Phrases such as ‘take account of’ and ‘consider’ environmental effects such as climate change arguably set the bar relatively low in terms of what the decision maker must do although they certainly go beyond paying mere ‘lip service’ to them. Provided that there has been some form of proper assessment which has been filtered into the decision making process the Court of Appeal has made it clear in the Heathrow case that the Court will be extremely chary about intervening in the actual substance of the decision:

As we have said, we are required – and only required – to determine whether the Divisional Court was wrong to conclude that the ANPS was produced lawfully. Our task therefore – and our decision – does not touch the substance of the policy embodied in the ANPS. In particular, it does not venture into the merits of expanding Heathrow by adding a third runway, or of any alternative project, or of doing nothing at all to increase the United Kingdom’s aviation capacity.

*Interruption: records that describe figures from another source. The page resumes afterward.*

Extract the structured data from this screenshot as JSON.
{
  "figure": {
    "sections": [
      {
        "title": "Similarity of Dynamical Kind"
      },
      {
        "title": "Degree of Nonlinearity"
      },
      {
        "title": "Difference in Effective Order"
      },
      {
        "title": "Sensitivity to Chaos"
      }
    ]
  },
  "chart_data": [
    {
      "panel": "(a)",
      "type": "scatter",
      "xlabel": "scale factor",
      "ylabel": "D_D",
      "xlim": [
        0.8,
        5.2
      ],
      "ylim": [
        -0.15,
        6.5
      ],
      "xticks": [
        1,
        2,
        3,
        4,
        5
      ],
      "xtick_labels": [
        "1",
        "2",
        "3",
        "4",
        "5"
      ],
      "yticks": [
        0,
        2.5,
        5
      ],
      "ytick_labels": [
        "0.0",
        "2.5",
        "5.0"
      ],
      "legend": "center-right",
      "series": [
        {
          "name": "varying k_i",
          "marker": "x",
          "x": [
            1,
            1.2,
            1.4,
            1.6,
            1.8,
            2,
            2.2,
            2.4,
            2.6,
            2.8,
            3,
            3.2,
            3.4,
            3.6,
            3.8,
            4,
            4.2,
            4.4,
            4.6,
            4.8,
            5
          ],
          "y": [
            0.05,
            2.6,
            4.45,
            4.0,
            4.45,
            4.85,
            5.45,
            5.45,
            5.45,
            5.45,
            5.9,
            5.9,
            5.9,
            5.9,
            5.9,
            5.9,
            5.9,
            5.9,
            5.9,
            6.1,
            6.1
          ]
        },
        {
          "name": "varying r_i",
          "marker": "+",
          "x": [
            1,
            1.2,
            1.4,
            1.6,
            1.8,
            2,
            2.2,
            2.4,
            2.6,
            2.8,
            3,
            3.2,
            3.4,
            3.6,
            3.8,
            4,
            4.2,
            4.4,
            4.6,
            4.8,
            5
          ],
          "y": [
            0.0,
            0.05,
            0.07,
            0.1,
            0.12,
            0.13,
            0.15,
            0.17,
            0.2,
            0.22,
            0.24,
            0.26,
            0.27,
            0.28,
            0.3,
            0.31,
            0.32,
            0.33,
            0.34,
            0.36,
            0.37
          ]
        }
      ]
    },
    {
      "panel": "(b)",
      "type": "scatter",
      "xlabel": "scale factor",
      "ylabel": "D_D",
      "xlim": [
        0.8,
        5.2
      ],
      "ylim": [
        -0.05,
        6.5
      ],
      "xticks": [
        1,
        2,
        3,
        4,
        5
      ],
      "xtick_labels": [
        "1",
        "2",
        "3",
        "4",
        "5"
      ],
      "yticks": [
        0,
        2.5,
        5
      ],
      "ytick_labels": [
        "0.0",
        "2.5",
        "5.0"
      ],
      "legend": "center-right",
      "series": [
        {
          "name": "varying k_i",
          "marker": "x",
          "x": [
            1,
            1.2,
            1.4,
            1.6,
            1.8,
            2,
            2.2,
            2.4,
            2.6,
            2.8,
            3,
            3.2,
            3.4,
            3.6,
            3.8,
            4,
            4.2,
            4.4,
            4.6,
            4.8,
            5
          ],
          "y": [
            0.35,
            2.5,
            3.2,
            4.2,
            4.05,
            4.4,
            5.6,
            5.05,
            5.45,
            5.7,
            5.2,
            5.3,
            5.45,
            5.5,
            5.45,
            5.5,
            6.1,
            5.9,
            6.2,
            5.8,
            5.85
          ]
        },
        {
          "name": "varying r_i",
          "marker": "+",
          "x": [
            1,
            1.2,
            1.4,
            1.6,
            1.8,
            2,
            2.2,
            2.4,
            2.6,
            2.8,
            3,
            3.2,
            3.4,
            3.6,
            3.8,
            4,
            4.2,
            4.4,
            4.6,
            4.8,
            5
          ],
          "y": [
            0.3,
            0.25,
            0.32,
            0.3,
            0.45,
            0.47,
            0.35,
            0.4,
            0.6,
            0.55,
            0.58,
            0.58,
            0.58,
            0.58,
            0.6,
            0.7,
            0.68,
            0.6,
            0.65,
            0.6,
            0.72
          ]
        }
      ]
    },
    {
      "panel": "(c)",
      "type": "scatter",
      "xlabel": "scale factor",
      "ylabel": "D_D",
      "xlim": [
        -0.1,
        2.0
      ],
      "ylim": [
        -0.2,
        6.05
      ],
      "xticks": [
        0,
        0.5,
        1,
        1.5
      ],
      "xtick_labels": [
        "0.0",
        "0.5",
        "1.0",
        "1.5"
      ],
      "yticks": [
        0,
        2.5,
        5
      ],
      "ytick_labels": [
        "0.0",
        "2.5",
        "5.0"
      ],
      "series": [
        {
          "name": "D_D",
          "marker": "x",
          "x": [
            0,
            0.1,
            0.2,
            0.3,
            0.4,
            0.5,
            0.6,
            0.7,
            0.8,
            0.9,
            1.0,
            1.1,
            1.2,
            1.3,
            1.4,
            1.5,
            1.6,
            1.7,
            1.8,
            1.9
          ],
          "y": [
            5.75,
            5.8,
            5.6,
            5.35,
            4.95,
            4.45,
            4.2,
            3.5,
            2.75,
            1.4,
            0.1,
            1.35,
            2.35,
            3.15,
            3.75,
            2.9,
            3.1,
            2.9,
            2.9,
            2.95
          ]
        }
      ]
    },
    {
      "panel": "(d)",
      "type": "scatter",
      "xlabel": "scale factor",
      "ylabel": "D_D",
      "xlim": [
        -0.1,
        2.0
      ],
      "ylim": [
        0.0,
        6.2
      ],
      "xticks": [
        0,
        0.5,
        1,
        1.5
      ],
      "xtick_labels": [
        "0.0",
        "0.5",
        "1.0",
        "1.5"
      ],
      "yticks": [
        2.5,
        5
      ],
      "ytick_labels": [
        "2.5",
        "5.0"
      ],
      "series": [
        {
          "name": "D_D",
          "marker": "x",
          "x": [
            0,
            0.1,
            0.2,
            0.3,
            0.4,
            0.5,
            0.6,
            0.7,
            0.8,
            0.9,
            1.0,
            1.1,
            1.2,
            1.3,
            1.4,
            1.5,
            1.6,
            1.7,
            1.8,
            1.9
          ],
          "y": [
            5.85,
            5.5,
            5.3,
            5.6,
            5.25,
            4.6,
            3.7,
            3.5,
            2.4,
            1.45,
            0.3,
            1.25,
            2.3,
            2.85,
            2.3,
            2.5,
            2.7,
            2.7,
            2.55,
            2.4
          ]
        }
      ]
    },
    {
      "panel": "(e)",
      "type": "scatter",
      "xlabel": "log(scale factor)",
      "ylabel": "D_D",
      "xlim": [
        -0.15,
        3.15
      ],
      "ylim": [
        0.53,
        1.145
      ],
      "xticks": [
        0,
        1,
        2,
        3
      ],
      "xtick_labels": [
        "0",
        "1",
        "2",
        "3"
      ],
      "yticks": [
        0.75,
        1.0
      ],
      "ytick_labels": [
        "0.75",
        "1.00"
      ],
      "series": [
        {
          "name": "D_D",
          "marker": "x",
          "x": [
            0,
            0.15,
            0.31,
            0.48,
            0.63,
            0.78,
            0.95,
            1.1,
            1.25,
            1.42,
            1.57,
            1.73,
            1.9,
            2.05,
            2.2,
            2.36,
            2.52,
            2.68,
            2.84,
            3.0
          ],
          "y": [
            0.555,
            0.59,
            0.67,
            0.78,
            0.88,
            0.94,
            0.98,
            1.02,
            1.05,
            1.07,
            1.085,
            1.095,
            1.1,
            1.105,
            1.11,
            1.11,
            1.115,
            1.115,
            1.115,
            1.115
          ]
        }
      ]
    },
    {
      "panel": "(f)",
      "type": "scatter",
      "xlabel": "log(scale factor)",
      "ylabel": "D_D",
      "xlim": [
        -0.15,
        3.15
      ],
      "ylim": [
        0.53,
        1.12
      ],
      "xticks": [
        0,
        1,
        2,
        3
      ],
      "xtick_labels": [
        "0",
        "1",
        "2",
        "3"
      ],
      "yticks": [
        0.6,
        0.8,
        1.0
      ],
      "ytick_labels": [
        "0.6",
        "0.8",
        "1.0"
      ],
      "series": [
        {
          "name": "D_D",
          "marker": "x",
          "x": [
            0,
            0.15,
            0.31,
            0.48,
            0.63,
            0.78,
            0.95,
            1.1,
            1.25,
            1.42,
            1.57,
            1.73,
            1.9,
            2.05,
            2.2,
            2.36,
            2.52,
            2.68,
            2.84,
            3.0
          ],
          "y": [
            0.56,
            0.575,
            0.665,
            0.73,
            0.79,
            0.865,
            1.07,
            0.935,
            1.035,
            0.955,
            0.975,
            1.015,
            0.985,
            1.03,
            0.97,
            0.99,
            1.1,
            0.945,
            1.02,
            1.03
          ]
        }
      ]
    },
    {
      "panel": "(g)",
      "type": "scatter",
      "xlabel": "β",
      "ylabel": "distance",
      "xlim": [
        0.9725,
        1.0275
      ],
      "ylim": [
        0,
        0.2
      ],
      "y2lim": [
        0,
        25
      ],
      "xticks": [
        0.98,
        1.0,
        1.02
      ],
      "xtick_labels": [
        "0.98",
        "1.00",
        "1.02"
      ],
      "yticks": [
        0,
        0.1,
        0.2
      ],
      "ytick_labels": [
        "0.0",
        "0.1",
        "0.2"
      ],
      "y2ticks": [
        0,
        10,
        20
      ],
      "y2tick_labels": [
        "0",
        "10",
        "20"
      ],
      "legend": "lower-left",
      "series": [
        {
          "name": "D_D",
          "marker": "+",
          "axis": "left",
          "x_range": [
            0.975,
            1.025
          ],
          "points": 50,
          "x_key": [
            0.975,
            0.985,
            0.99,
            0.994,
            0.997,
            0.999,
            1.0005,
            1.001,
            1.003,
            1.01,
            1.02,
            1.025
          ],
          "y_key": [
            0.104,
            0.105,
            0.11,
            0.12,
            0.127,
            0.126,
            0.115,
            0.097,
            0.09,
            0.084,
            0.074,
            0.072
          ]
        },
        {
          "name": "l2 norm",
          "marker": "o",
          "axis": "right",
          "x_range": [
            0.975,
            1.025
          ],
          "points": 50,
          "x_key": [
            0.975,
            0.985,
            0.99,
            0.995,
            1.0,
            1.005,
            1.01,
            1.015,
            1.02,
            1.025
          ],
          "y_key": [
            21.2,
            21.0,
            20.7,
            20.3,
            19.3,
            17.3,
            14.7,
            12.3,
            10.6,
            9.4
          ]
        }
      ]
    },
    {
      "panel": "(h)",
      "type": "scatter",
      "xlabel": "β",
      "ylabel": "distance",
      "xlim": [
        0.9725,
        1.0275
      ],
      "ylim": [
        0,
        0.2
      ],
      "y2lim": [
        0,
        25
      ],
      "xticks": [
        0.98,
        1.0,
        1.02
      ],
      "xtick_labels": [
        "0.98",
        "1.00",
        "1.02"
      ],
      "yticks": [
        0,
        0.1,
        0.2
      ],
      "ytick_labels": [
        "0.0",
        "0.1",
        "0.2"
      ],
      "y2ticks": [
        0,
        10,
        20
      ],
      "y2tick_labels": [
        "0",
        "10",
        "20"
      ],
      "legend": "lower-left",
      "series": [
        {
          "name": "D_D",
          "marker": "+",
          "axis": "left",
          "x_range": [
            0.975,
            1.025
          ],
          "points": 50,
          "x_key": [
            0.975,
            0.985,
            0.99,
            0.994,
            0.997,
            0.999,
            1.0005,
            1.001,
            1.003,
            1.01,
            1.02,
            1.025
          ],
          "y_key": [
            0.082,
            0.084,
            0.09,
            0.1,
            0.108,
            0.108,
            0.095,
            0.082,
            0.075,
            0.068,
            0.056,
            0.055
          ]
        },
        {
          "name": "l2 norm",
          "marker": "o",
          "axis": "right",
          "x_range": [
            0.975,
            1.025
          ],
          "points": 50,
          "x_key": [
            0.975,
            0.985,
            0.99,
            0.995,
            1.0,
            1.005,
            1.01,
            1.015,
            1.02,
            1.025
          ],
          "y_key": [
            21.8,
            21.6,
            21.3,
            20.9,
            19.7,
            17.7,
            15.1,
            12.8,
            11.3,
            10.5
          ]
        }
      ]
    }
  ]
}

Those matters are the Government’s responsibility and the Government’s alone. (at [282].

There can be no doubt that the environmental statements prepared in respect of HS2 go far beyond minimal requirements. With a subject as complex and controversial as climate change it will always be possible to find experts who may disagree with the technical data or conclusions drawn in an environmental study; but this is not sufficient to impugn the decision.

In conclusion, there is simply no mileage at all in the argument that the HS2 project has not taken sufficient account of climate change issues and has ignored the requirements of the Paris agreement. To take the Oakervee review document in isolation and ignore the extensive assessments which have been carried out (or are still underway) in respect of all three phases of the project is nonsensical in the extreme.